Cleaning and property services firm SOL Palvelut has confirmed that employees were asked to pay for jobs after commissioning an independent review into labour practices.

The company ordered the inquiry following public debate last autumn about possible work-related exploitation. The review, carried out between October and December 2025 by the Code of Conduct Company, examined recruitment, induction, payroll processes and reporting channels for misconduct.

An anonymous survey was sent to 5,212 employees. A total of 1,618 workers, or 31 per cent, responded.

According to the findings, 21 employees reported that they had been asked to pay so-called entry fees in exchange for obtaining or keeping a job at SOL. Six respondents, representing 0.4 per cent of those who answered, said they had paid or were still in debt for a position at the company. Most payments were under €1,000 and were made either to a person working at SOL or to an external party.

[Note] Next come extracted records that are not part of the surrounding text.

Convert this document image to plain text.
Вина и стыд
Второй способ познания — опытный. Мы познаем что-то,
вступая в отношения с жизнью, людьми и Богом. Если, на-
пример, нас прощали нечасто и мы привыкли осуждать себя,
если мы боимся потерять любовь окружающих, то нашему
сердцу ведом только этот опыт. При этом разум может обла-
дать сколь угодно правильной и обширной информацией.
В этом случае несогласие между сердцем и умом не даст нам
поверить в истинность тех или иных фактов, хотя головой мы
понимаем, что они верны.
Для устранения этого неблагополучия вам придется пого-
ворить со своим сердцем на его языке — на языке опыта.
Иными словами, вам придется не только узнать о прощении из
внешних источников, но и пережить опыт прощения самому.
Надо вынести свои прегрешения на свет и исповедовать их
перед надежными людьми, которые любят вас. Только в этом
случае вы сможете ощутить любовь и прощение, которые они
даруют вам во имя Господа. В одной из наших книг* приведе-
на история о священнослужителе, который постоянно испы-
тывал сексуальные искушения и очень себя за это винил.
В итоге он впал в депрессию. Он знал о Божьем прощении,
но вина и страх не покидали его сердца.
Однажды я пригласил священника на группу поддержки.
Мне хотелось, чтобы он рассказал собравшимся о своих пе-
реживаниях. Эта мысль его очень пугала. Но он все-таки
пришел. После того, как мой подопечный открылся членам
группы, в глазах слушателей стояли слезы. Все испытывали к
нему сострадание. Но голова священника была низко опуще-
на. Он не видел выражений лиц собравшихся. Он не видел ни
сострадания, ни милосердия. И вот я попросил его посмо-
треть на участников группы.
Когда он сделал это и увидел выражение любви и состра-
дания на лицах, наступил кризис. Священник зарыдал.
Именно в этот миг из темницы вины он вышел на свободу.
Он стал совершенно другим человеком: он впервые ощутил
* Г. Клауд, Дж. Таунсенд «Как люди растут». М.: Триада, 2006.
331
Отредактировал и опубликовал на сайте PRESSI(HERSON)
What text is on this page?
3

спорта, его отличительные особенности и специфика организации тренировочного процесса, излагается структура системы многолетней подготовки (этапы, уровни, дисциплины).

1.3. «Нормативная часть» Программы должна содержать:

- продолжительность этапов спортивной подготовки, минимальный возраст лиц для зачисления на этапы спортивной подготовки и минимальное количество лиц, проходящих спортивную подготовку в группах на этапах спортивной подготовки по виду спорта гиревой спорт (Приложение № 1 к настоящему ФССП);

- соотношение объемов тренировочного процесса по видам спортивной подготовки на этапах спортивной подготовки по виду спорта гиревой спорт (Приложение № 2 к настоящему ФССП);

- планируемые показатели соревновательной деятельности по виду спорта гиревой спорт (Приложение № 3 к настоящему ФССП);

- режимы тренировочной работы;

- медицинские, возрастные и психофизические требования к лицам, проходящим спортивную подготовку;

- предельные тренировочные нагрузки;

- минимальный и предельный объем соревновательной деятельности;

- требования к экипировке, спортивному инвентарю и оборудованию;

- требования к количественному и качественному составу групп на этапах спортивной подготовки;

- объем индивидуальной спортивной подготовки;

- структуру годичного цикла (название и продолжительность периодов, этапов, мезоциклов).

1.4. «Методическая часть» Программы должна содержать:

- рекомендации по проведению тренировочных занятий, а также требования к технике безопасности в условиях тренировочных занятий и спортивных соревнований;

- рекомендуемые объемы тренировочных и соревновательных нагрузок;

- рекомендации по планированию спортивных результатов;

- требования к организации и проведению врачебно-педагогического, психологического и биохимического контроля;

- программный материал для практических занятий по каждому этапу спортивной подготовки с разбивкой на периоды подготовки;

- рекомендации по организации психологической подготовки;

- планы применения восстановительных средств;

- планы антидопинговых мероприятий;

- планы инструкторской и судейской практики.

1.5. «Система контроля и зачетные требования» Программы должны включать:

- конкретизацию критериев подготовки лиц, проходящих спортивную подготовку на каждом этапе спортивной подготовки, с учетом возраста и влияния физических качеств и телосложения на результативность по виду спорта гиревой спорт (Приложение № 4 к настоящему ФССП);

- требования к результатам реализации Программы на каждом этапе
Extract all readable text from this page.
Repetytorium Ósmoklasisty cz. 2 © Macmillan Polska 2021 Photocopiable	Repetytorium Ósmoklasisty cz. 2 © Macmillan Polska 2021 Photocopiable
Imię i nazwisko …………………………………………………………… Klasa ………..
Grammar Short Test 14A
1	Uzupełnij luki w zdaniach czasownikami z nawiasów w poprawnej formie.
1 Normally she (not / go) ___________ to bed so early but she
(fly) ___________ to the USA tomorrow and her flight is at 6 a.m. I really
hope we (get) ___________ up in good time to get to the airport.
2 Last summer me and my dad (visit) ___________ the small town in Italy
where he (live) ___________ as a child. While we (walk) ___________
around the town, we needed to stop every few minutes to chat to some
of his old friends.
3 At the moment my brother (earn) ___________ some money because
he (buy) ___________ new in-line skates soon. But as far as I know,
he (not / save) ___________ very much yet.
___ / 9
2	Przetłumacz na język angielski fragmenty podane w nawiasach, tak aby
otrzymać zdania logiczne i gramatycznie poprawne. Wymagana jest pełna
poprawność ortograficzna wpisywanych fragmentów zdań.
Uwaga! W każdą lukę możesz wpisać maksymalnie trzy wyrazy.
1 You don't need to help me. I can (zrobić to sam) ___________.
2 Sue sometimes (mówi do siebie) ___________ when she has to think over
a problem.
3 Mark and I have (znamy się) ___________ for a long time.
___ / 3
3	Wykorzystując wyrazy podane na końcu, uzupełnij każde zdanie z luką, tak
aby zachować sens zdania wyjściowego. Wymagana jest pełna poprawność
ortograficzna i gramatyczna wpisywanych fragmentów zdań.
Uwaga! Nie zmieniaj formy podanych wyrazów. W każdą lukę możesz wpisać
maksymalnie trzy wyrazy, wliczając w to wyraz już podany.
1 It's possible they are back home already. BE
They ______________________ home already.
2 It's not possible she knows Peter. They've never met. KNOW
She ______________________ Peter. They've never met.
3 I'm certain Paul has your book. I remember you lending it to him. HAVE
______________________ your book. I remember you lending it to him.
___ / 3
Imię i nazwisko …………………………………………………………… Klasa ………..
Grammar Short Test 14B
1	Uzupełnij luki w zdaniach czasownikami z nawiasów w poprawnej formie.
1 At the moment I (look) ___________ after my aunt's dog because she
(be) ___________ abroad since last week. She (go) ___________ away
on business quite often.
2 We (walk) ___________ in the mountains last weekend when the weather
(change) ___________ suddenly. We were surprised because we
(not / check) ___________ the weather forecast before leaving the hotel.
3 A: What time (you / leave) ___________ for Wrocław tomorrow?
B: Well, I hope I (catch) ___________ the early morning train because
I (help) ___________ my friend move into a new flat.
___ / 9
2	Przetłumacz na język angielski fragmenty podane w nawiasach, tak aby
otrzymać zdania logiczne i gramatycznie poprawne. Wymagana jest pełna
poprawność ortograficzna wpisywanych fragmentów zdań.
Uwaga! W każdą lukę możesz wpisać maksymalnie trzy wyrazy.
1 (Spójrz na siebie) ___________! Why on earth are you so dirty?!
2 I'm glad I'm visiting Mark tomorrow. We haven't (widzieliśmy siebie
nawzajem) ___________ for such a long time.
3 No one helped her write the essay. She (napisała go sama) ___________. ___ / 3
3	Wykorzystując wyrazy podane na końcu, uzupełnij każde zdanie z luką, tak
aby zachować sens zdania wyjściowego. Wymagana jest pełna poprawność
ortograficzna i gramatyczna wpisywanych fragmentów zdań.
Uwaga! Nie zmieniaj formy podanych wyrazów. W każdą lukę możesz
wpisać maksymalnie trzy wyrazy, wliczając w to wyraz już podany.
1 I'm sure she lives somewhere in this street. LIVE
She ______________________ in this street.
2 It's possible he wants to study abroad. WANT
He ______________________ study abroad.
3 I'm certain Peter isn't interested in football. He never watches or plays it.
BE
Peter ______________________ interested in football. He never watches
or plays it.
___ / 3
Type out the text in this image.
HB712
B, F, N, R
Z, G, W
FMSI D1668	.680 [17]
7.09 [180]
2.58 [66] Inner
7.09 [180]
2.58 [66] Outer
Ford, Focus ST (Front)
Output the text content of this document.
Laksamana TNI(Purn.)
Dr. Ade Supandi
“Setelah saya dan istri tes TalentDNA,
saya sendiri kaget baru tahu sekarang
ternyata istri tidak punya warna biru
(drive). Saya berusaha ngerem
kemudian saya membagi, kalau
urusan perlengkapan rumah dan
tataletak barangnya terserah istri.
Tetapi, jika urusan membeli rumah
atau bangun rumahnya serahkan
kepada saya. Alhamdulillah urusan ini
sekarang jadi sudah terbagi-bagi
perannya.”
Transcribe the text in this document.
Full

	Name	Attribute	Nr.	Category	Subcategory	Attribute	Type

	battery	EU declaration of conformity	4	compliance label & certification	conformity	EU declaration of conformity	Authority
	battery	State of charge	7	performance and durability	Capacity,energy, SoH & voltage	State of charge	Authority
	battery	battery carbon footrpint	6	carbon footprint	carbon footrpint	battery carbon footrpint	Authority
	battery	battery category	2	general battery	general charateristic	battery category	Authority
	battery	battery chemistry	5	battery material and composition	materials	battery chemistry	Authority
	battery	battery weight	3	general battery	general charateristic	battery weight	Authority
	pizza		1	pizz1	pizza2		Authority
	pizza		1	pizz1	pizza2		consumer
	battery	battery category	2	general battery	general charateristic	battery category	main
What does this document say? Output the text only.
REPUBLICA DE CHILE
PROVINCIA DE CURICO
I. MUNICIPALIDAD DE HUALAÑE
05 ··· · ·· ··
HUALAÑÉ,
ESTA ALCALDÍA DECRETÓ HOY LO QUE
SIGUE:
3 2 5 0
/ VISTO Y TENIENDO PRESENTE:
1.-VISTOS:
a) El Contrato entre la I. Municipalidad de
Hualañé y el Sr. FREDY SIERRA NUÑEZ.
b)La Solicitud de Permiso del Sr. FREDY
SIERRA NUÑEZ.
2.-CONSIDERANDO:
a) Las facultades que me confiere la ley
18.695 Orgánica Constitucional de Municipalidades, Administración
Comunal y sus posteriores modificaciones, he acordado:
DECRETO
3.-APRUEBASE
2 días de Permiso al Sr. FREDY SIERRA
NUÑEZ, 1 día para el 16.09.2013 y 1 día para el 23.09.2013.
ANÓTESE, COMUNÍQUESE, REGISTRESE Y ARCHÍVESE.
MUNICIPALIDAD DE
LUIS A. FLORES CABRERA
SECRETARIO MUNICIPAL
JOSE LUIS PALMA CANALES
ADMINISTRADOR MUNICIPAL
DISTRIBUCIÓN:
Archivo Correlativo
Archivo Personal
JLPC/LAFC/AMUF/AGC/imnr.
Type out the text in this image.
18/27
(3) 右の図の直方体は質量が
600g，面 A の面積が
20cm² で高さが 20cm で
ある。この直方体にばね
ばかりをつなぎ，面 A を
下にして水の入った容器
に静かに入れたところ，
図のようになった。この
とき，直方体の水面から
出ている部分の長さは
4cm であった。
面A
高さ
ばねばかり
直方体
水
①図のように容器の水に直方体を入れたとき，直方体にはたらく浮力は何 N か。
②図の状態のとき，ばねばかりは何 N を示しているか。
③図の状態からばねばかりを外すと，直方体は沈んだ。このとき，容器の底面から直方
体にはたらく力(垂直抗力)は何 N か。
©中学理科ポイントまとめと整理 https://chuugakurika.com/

Six respondents also reported paying another employer in a previous job, usually sums below €1,000.

SOL said it has referred two cases to police during 2025 after obtaining what it described as substantiated evidence of payments. The company added that it is not aware of any active police investigation in which SOL or one of its employees is suspected of taking such payments.

The review identified four main shortcomings. It found that administrative structures did not sufficiently prevent the risk of labour exploitation. It said supervisors held broad decision-making power over shifts, work locations and payroll, which increased the risk of abuse. It concluded that reporting practices for misconduct had been partly inadequate and that the company had not sufficiently accounted for the needs of a multicultural workforce in its processes.

SOL has launched an action programme to address the findings. The company said it will renew its human resources systems and develop electronic tools to ensure centralised and equal access to information for employees. Recruitment has been centralised within the HR team and conducted through an electronic system since last autumn. Additional control points have been added to identify whether job applicants have been asked to pay illegal fees.

The company also said it has decided not to participate, for the time being, in applications for first residence permits for employees.

Supervisors will receive further training on working in a multicultural environment, preventing labour exploitation and safeguarding workers’ rights. Social responsibility criteria will be added to supervisors’ incentive schemes. The company will expand the language range of training materials and guidance for staff.

SOL said it will strengthen communication about reporting channels and widen the language options available in its whistleblowing system. Its multicultural development group, which has operated for 18 years, will also be developed further.

The background to the independent review commissioned by SOL dates back to the public debate that arose last autumn following the publication of Helsingin Sanomat journalist Paavo Teittinen’s book Long shift – How modern slavery took root in Finland.